As a college student attending school in my hometown, I've encountered many people from around the country at my university than in any other place I've lived in Rochester. I decided to dedicate this post to the conversations I've had with my friends from big cities.

Dear Friends,

As I listen to Where I'm From I'm trying to figure out where my loyalty lies to my city. A place that has given me morals and ambition I wonder where can I turn when those around me feel sheltered by my city limits? Dorothy said, "there's no place like home", but I'm starting to feel more of an outcast here than a Rochestarian.

It may be the signs of gentrification. It may be because I no longer have Mid-town to tend to for my comfort or even walking the overpass that connected me to Downtown Rochester. In 2008 when Mid-Town closed so did a piece of my childhood. When you continuously ask why my city's downtown is dead? This is why I say you're walking in ruins.When you tell me “there's nothing to do in Rochester” I don't have much of a response because I find myself at a loss trying to remember when there was time as a child I started to explore my city.

Unlike so many of my peers, it didn't begin until I was 18. By then many things transpired, due to issues of violence and discrimination venues and programs in the inner-city began closing down. It's funny how these closures were targeted towards places that had an "urban" audience. It's funny how those who had these outlets didn't know how to maintain it. Dammit, even the skating rink seemed out of reach. For some odd reason, I remember the stories my uncle would tell me about Skate Town, a back in the day skating rink that now looks like something out of What's Happening.

Speaking of the past, I think about how many people this city has become a bridge for development. I also think of those who left to never once look back. Those who never reach up to lend a helping hand from those within their home communities. Those fearful to tell people where they're from because no one knows why or where Rochester caged birds sing. Yet, the one thing everyone seems to remember about this city is it's "the place no one ever wants to travel back to".

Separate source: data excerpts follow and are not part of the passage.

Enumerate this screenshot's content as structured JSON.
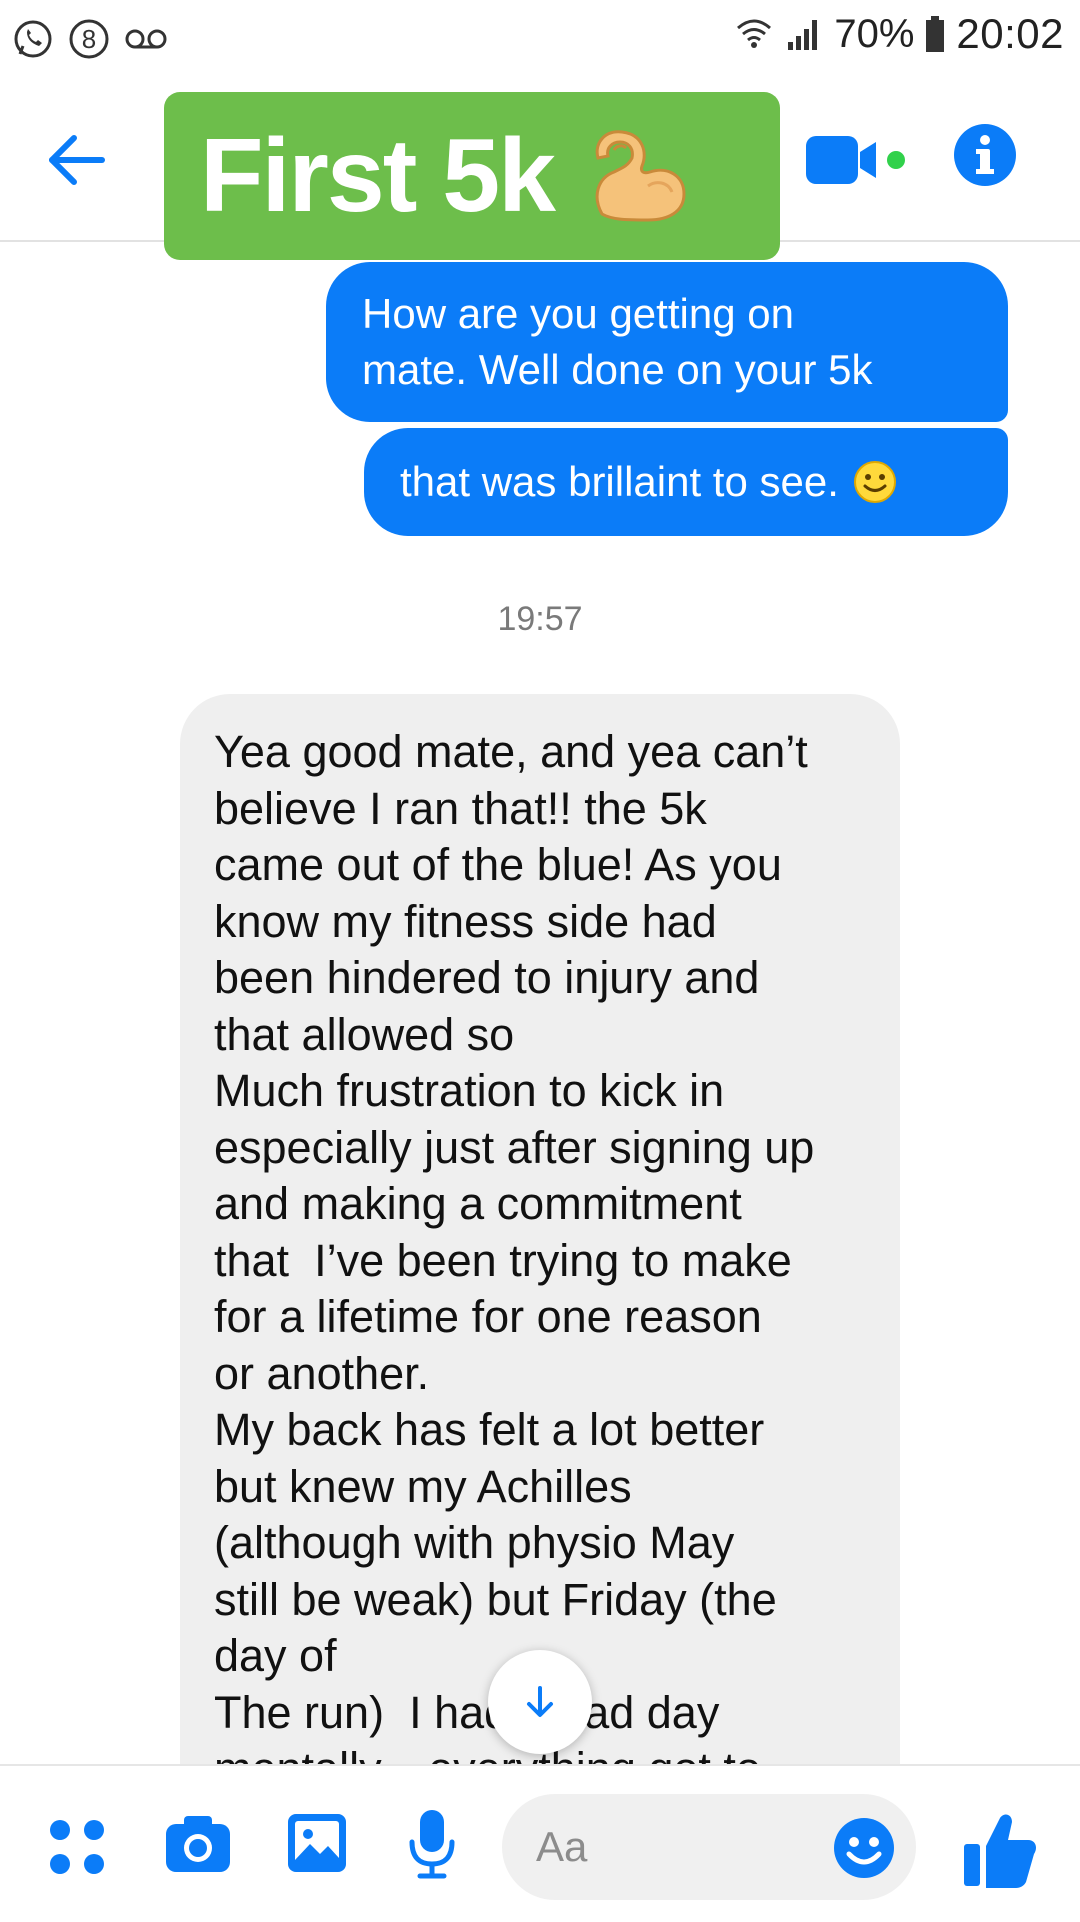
{
  "status_bar": {
    "battery": "70%",
    "time": "20:02",
    "left_icons": [
      "whatsapp-icon",
      "notification-count-icon",
      "voicemail-icon"
    ],
    "notification_count": "8",
    "right_icons": [
      "wifi-icon",
      "signal-icon",
      "battery-icon"
    ]
  },
  "header": {
    "title": "First 5k",
    "title_emoji": "flexed-biceps-icon",
    "back_icon": "back-arrow-icon",
    "video_icon": "video-call-icon",
    "info_icon": "info-icon",
    "colors": {
      "accent": "#0b7cf8",
      "title_badge": "#6dbe4b",
      "online_dot": "#31d14b"
    }
  },
  "messages": {
    "outgoing": [
      {
        "lines": [
          "How are you getting on",
          "mate. Well done on your 5k"
        ]
      },
      {
        "text": "that was brillaint to see.",
        "emoji": "smiley-icon"
      }
    ],
    "timestamp": "19:57",
    "incoming": {
      "lines": [
        "Yea good mate, and yea can’t",
        "believe I ran that!! the 5k",
        "came out of the blue! As you",
        "know my fitness side had",
        "been hindered to injury and",
        "that allowed so",
        "Much frustration to kick in",
        "especially just after signing up",
        "and making a commitment",
        "that  I’ve been trying to make",
        "for a lifetime for one reason",
        "or another.",
        "My back has felt a lot better",
        "but knew my Achilles",
        "(although with physio May",
        "still be weak) but Friday (the",
        "day of",
        "The run)  I had a bad day",
        "mentally... everything got to"
      ]
    }
  },
  "composer": {
    "placeholder": "Aa",
    "icons": [
      "more-options-icon",
      "camera-icon",
      "gallery-icon",
      "microphone-icon",
      "emoji-icon",
      "like-icon"
    ]
  }
}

It is through my experiences here I've realized that no two cities are the same but the people within is another story.

Just because my city may not be at the forefront of every magazine doesn't mean those who have dreams here are not able to achieve them. Just because our revolution is not televised and there are no films exemplifying the struggle of Rochester's inner-city life does not mean it doesn't exist. Just because our hoods don't mirror the hoods in your city doesn't mean these are "nice" places to live. Just because my city is located upstate doesn't mean we live upscale.

The juice is everywhere. Folks are looking to be paid-in-full, bellies ready to eat and people starving for the recipe to success.

Of all the glamour we learn of big cities I've learned that YOUR stories are not only parallel to ours but have become hidden in the limelight. The ones about the streets you can't walk and the places you feel like you no longer belong. The area you once called home filled with hippies and covered with a blanket they call "progress". I guess it's because no one wants to say how Los Angeles and New York that although are filled with opportunity citizens still feel far removed from the Park Aves and Hollywood Boulevards.

Your cities are outlined with the same little urban kids from small blocks like mine who just WANT TO MAKE IT.